This tag is encouraged to be used in connection with the Convention for the Protection of Human Rights and Fundamental Freedoms or, as frequently used, the European Convention on Human Rights, ECHR or ECoHR (the "Convention").

Of 46 states in the European Council to protect human rights and political freedoms, ECoHR is a supra-national charter. (see 10 May, 1948 second and third Articles of the Pledge in the Congress of Europe in The Hague ["We desire a Charter of Human Rights guaranteeing liberty of thought, assembly and expression as well as right to form a political opposition. We desire a Court of Justice with adequate sanctions for the implementation of this Charter"])

The member states of the European Council established the European Court of Human Right ("ECtHR" or the "Court"; see, Art 19., Sec.

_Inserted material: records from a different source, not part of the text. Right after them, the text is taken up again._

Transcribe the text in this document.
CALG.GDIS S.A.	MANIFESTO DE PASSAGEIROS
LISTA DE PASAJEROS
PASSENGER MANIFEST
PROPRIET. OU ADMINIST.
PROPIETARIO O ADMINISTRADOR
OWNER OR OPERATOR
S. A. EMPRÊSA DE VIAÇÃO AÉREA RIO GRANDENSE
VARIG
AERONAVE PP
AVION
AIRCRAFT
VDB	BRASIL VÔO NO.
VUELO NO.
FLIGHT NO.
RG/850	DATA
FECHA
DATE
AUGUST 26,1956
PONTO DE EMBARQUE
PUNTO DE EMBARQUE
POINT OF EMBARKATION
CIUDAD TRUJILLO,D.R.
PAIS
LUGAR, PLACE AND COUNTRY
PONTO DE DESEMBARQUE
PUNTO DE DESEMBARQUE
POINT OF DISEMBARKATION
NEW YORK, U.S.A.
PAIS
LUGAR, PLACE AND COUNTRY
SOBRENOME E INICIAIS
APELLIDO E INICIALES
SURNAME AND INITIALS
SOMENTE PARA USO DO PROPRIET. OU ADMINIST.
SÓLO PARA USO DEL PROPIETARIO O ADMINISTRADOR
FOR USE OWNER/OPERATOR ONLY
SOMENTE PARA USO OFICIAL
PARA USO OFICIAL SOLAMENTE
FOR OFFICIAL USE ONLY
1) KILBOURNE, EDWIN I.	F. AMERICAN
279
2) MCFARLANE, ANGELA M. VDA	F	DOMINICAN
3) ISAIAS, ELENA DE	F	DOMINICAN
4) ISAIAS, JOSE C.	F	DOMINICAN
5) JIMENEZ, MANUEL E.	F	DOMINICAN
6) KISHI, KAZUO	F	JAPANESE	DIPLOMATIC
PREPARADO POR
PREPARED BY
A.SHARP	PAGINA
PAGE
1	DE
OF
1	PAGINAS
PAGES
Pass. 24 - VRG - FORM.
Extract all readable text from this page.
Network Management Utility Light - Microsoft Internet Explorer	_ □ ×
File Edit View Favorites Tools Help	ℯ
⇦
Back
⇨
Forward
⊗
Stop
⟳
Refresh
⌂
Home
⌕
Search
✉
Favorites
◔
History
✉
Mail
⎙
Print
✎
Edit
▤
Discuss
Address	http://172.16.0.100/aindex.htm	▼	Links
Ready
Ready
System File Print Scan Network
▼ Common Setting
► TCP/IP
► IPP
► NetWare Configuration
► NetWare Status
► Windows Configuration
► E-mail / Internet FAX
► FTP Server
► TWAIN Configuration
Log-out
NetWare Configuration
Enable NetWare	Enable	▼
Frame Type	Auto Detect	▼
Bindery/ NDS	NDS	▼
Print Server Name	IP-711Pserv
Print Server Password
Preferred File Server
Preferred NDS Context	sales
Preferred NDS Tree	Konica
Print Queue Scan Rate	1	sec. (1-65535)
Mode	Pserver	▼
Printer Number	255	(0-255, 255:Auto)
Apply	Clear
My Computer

II, ECHR).

The Convention is of "direct, supra-constitutional effect" (Baka v. Hungary, [GC] no. 20261/12, § 17., ECHR, 2016, joint concurring op. of judges Pinto de Albuquerque and Dedov), and thereby the Court is vested with decisionally also affirming that the Court is vested with the power "to override [any] contradicting domestic constitutional provision". (Baka, supra, at § 1.).

Asserting "the power to declare [the] domestic constitutional provisions [of the member states of the European Council] devoid of any legal effects within the relevant domestic legal order", (Baka, supra, at § 1.) the Court "affirm[ed] itself as the European Constitutional Court" by the power of the Convention (Baka, supra); axiomatically, declaring thereby the Convention the Fundamental Charter or Constitution of the whole of Europe (with the exceptions of Belarus, Kazakhstan and Russia) through the European Council, and that of the European Union.